Partition-wise joins (perfectly aligned partitions) using map_partitions

Good afternoon,

I have two sets of data in parquet files. The data contains a key called global_id which I want to use to join the two datasets.

The data I have has been output from Apache Spark, with the global_id hashed with a view to keeping file sizes relatively constant so global_id is not indexed or ordered in the parquet files.

I can easily index it, but I can’t easily order it. I do not want a solution involving re-writing the files. The dataset is Terrabytes and the basic merge function of dask is blowing up memory, since it can’t do much with non indexed, non sorted data. However I know that I have nice partition alignment.

Each dataset has 2000 partitions and each partition contains the same global_id records. That is to say in dataset1.parition.124.parquet the same global_ids exist as dataset2.parition.124.parquet.

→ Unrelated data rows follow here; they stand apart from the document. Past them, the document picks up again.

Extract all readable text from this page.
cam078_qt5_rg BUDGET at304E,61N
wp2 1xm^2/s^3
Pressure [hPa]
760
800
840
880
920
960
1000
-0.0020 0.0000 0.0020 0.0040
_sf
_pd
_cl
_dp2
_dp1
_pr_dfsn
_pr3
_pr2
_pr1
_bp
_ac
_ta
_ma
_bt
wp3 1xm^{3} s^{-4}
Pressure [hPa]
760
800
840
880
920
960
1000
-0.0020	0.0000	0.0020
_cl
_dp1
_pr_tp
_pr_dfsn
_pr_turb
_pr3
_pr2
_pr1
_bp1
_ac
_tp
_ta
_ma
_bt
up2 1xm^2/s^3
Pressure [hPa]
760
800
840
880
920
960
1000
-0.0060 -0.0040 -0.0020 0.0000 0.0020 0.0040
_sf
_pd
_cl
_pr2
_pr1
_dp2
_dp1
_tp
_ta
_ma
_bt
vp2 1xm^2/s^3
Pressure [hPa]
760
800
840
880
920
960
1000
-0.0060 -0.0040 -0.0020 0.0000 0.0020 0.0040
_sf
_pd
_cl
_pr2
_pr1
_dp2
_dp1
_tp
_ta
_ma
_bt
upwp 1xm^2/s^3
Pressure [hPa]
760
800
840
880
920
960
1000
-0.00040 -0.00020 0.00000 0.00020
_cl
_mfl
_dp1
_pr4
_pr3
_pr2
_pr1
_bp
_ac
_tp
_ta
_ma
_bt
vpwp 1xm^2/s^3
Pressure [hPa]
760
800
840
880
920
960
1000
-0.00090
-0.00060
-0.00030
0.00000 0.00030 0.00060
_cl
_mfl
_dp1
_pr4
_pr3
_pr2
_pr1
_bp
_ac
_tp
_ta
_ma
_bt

I therefore believe I can join on a partition by partition basis. I have tried the following:

ddf1 = dd.read_parquet('dataset1/*.parquet')
ddf2 = dd.read_parquet('dataset2/*.parquet')

def join_partitions(part1, part2):
    return part1.merge(part2, how="inner", on="global_id")

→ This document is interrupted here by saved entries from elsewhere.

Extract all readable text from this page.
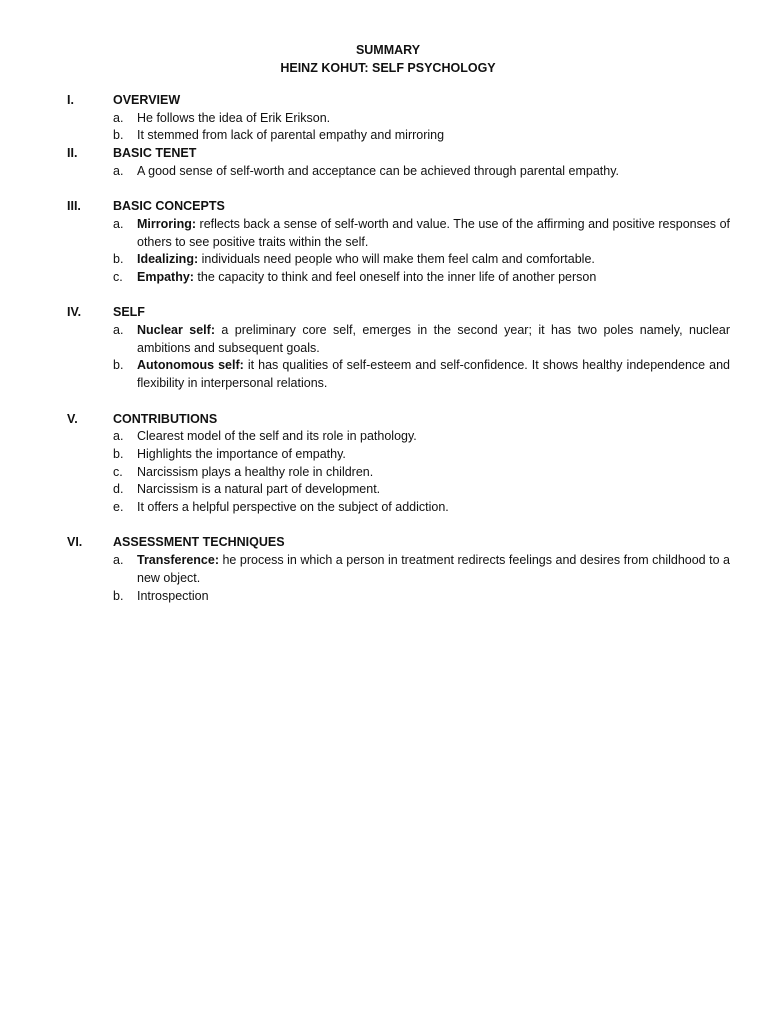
SUMMARY
HEINZ KOHUT: SELF PSYCHOLOGY
I.	OVERVIEW
a. He follows the idea of Erik Erikson.
b. It stemmed from lack of parental empathy and mirroring
II.	BASIC TENET
a. A good sense of self-worth and acceptance can be achieved through parental empathy.
III.	BASIC CONCEPTS
a. Mirroring: reflects back a sense of self-worth and value. The use of the affirming and positive responses of others to see positive traits within the self.
b. Idealizing: individuals need people who will make them feel calm and comfortable.
c. Empathy: the capacity to think and feel oneself into the inner life of another person
IV.	SELF
a. Nuclear self: a preliminary core self, emerges in the second year; it has two poles namely, nuclear ambitions and subsequent goals.
b. Autonomous self: it has qualities of self-esteem and self-confidence. It shows healthy independence and flexibility in interpersonal relations.
V.	CONTRIBUTIONS
a. Clearest model of the self and its role in pathology.
b. Highlights the importance of empathy.
c. Narcissism plays a healthy role in children.
d. Narcissism is a natural part of development.
e. It offers a helpful perspective on the subject of addiction.
VI. ASSESSMENT TECHNIQUES
a. Transference: he process in which a person in treatment redirects feelings and desires from childhood to a new object.
b. Introspection
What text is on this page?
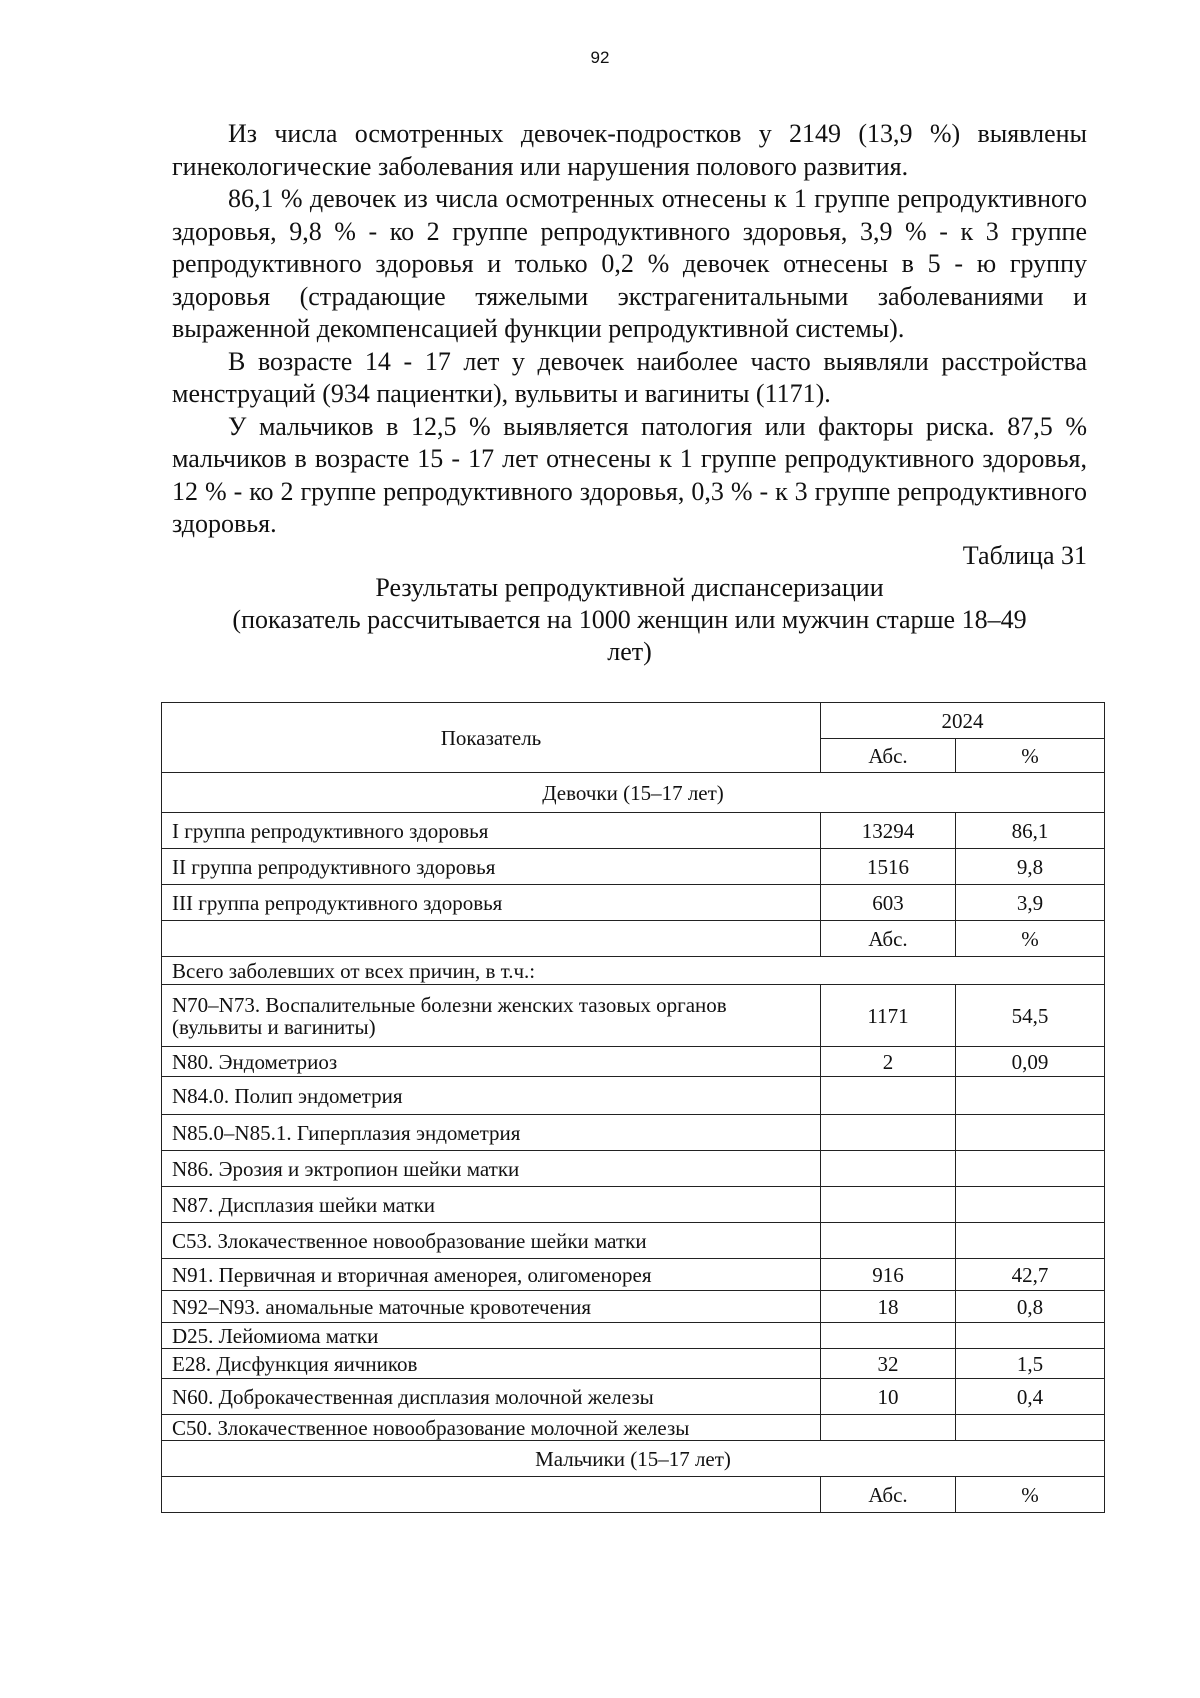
92

Из числа осмотренных девочек-подростков у 2149 (13,9 %) выявлены гинекологические заболевания или нарушения полового развития.

86,1 % девочек из числа осмотренных отнесены к 1 группе репродуктивного здоровья, 9,8 % - ко 2 группе репродуктивного здоровья, 3,9 % - к 3 группе репродуктивного здоровья и только 0,2 % девочек отнесены в 5 - ю группу здоровья (страдающие тяжелыми экстрагенитальными заболеваниями и выраженной декомпенсацией функции репродуктивной системы).

В возрасте 14 - 17 лет у девочек наиболее часто выявляли расстройства менструаций (934 пациентки), вульвиты и вагиниты (1171).

У мальчиков в 12,5 % выявляется патология или факторы риска. 87,5 % мальчиков в возрасте 15 - 17 лет отнесены к 1 группе репродуктивного здоровья, 12 % - ко 2 группе репродуктивного здоровья, 0,3 % - к 3 группе репродуктивного здоровья.

Таблица 31
Результаты репродуктивной диспансеризации
(показатель рассчитывается на 1000 женщин или мужчин старше 18–49
лет)
Показатель	2024	
	Абс.	%
Девочки (15–17 лет)		
I группа репродуктивного здоровья	13294	86,1
II группа репродуктивного здоровья	1516	9,8
III группа репродуктивного здоровья	603	3,9
	Абс.	%
Всего заболевших от всех причин, в т.ч.:		
N70–N73. Воспалительные болезни женских тазовых органов (вульвиты и вагиниты)	1171	54,5
N80. Эндометриоз	2	0,09
N84.0. Полип эндометрия		
N85.0–N85.1. Гиперплазия эндометрия		
N86. Эрозия и эктропион шейки матки		
N87. Дисплазия шейки матки		
C53. Злокачественное новообразование шейки матки		
N91. Первичная и вторичная аменорея, олигоменорея	916	42,7
N92–N93. аномальные маточные кровотечения	18	0,8
D25. Лейомиома матки		
E28. Дисфункция яичников	32	1,5
N60. Доброкачественная дисплазия молочной железы	10	0,4
C50. Злокачественное новообразование молочной железы		
Мальчики (15–17 лет)		
	Абс.	%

joined_ddf = dd.map_partitions(
    join_partitions,
    ddf1.partitions[:500],
    ddf2.partitions[:500],
)

print(joined_ddf.count().compute())

As you can see if I give it the first 500 partitions, it works as I expect. However as I increase this number, to around 1000 partitions the job starts to error with an error like:

RuntimeError: Cycle detected in Dask: (‘read_parquet-fused-9d2ee5e9db5532eb0a88d360ee211a2f’, 34)->_0->(‘read_parquet-fused-9d2ee5e9db5532eb0a88d360ee211a2f’, 34)

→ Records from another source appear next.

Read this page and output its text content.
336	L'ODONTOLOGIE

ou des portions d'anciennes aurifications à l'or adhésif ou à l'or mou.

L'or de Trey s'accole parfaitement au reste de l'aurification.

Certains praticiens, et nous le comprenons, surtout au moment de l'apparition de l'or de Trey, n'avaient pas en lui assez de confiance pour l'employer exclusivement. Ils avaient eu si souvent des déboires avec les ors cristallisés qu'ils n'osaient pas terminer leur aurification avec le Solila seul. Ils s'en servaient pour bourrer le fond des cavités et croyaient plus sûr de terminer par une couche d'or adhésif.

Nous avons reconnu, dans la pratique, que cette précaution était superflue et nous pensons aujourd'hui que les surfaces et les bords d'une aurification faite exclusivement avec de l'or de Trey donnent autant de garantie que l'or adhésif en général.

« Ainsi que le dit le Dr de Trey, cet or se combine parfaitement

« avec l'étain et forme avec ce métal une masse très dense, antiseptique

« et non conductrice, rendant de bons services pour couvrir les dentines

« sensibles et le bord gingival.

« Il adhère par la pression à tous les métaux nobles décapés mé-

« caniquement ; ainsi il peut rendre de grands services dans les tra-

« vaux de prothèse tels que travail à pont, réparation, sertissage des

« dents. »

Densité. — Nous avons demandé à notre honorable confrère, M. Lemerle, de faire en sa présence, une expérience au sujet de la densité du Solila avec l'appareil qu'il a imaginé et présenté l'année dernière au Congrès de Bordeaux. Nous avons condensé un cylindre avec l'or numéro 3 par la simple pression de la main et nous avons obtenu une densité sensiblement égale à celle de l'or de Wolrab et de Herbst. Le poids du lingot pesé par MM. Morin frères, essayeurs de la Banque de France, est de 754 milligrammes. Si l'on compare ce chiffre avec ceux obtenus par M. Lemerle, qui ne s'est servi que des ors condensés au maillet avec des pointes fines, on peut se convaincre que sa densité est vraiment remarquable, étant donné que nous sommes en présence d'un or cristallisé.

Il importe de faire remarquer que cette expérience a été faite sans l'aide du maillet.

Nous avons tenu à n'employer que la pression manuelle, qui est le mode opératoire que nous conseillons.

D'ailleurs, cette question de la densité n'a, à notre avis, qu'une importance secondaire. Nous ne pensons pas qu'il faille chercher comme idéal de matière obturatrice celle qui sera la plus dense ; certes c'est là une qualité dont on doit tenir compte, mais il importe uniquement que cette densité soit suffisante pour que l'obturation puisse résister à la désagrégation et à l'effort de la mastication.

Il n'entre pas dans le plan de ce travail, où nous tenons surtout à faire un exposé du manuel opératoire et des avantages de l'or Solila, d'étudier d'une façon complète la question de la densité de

If I change the partition select to be [500:1000] it works fine, so it doesn’t seem to be the specific partitions, rathert the amount of partitions.

I can confirm the partitions in the two datasets are perfectly aligned in terms of their containment of the same global_ids.

Could someone give some advice?

Thanks

Hi @es-code-bar, welcome to Dask community!

Could you give us the complete stacktrace you see? As you said, if you have the same number of partitions and they are aligned, this should be embarrasingly parallel.

Did you try the align_dataframes=False kwarg if everything is already fine?